Hurling has more strokes than all other sports combined. It involves so many strokes that it is impossible to try to analyze or coach them. The first manual on hurling was written only a few years ago by Tony Wall, an Irish army man serving with the U.N. forces in Cyprus, who will play for Tipperary against Kilkenny in this year's All- Ireland final on Sept. 3.
It is a pity that hurling will never become widespread, even in Ireland, any more than another fine sport, lacrosse, will in America. But if Beethoven can survive with a limited audience, I suppose hurling and lacrosse can, too.
EUGENE G. DOWNEY
New York City
Your article on the Eagle-Jet game (Flaming Tempers on Wild Exhibition, Aug. 28) again reflected your total lack of acceptance of the AFL as equal to the NFL. "Perhaps the major difference between the two teams, and indeed the two leagues, is defense," you say. On Aug. 23 the great NFL Chicago defense that held the invincible Green Bay Packers to less than 20 points yielded 66 points to the AFL's Kansas City Chiefs. Yes, Vince Lombardi and SPORTS ILLUSTRATED, there is an AFL. Just ask George Halas.
Overland Park, Kans.
Your acknowledgment of the Denver Broncos' win over the Detroit Lions (and the first victory of the AFL over the NFL) was captioned "Paper Lions" (SCORECARD, Aug. 14) and attempted to attribute this "upset" to the Lions' overconfidence. To what do you attribute the Minnesota Vikings' 14-9 loss to the Broncos? To the high altitude or to the sunspots?

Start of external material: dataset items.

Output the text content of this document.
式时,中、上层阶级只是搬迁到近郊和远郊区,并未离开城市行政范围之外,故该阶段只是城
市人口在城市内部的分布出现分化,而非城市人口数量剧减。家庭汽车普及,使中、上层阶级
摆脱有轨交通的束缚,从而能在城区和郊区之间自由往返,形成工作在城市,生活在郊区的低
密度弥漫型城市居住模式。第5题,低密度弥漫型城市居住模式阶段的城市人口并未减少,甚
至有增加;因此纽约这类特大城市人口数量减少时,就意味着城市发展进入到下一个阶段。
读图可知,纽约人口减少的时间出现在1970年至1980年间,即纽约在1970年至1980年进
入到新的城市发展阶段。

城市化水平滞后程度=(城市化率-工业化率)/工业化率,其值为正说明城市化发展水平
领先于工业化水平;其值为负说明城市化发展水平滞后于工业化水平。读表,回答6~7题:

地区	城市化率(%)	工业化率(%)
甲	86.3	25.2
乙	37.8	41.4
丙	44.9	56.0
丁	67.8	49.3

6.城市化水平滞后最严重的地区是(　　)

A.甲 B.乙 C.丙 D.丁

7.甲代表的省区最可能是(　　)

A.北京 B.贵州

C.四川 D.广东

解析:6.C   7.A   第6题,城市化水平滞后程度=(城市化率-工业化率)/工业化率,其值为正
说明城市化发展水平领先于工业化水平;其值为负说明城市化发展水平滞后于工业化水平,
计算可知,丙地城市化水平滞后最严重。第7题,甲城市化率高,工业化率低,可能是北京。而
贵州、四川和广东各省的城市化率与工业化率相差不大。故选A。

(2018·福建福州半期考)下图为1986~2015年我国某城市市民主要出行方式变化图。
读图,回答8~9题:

Instead of finding excuses for NFL losses, why don't you honor AFL wins? The Broncos won both games with an offense that capitalized on its opportunities and a defense that for eight quarters held the NFL opposition to one touchdown and three field goals. The time has come for you, too, to recognize that the AFL teams "have not only come to stay, they have come to play" and to give them positive credit for doing so.
PETER F. BREITENSTEIN
The bloody trouble with Derek Morgan ("I Want My Bloody Game Back," Aug. 28) is that he apparently did not bother to go see an American soccer match in the new National Professional Soccer League. He formed his impressions from the bloody telly. He's absolutely correct about the way television has fouled up the game with phony injuries and minute-long waits for goal kicks (one game this season had two goals scored while commercials were on). American fans and the press have been screaming to no avail about the same thing.
But before writing off the entire American soccer experiment, why not give it the five or so years NPSL officials say it is going to take to get the game really rolling here? Already the NPSL game is vastly superior to any soccer that has been played in the U.S. on a regularly scheduled basis. It can only get better as players from diverse points of the world learn to blend their styles of play. From the start to the end of this year's season, the improvement was constant and astonishingly noticeable.
No one's taken your game away, Mr. Morgan. We just want to share it.